On Monday I had dinner with Mike Monahan of the recreated 5th Regiment of Foot, among other fine folks, and he alerted me that there’s some doubt as to whether these really are Pitcairn’s pistols.
And indeed, this Cambridge history site says:
The pistols were made by the famous John Murdoch of Doune. However, the crest on the escutcheon plate is not that of the Pitcairns. Some historians hold to the legend of General [Israel] Putnam and the Pitcairn pistols, but other historians theorize that there was an error in identifying from whose horse the pistols were taken.And this page on Pitcairn says:
the heraldic crest engraved on the escutcheon plates depicts three swords, with a snake twined around the middle one. This does not resemble the known crest of the Pitcairns of Forthar, a moon rising from a cloud. So whose the pistols really were is uncertain.And Marianne Gilchrist’s article on Pitcairn at AmericanRevolution.org says both those things.

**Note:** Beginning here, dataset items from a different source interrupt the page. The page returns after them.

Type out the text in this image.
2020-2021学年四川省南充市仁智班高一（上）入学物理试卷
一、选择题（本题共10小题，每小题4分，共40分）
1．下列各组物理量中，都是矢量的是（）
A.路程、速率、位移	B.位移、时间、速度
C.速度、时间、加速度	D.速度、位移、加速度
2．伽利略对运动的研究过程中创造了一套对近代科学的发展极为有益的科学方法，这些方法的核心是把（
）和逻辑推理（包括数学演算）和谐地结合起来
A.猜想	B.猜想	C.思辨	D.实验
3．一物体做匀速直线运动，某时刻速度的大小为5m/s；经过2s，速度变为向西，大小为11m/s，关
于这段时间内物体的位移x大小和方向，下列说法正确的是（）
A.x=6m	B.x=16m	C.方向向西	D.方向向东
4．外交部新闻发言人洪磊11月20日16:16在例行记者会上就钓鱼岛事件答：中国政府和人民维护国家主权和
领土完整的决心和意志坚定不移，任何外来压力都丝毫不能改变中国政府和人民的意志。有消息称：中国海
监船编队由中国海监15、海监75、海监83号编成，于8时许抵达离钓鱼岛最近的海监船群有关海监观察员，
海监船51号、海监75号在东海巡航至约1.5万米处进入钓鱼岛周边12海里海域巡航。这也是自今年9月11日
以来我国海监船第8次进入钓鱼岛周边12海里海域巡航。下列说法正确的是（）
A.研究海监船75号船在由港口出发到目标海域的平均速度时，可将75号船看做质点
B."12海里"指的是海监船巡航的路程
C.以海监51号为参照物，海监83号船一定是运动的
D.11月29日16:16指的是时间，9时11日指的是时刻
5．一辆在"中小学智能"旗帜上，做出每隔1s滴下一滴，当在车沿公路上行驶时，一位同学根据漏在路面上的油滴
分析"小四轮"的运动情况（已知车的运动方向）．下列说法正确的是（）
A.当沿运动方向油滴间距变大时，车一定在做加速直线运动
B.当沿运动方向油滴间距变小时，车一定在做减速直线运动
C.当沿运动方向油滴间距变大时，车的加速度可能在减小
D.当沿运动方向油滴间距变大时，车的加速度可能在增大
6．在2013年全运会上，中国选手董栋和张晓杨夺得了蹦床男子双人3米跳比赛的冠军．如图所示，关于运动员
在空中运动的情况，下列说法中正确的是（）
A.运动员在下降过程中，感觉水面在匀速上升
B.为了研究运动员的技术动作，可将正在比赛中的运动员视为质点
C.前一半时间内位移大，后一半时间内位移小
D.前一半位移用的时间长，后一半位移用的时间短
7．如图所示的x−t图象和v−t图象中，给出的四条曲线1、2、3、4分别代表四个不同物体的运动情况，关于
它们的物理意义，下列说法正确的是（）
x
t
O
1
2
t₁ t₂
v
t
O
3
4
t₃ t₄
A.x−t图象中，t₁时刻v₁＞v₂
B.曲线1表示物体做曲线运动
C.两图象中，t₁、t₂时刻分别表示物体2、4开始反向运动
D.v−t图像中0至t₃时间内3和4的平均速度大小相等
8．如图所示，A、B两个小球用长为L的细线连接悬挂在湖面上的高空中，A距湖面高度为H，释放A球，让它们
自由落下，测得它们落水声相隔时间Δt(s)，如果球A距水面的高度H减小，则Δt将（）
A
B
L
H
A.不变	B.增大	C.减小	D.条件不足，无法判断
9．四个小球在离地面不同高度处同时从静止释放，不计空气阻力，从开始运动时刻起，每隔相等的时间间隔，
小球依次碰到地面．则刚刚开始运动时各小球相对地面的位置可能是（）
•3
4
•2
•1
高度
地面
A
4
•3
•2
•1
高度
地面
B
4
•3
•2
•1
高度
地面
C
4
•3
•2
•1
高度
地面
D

I’m not surprised to learn that these pistols probably aren’t Pitcairn’s. As I wrote back in my discussion of his death at Bunker Hill, because he was in command of the troops that fired on Lexington common, Pitcairn became the British officer that rural New Englanders loved to hate. So if they knocked any officer off his horse and grabbed his pistols, they’d likely decide that was Pitcairn.
In addition, I don’t think the Putnam family mentioned these pistols publicly until decades after the war—plenty of time for “memory creep” to improve a story.
A bit of Googling tells me that many heraldic authorities say “three swords, handles upwards, one in pale and two in saltier, environed by a snake,” is the family crest of Crosbies. (A bit more Googling could tell me what “one in pale and two in saltier” means.) So was there any British officer with Crosbie connections on Battle Road?
Yes, there was Capt. William Crosbie of the 38th Regiment’s grenadier company. He was apparently wounded on the first day of the war, and went on to serve as an aide de camp to Gen. Sir William Howe and Gen. Sir Henry Clinton. He shows up in Walking the Berkshires’ series on Knyphausen's Raid.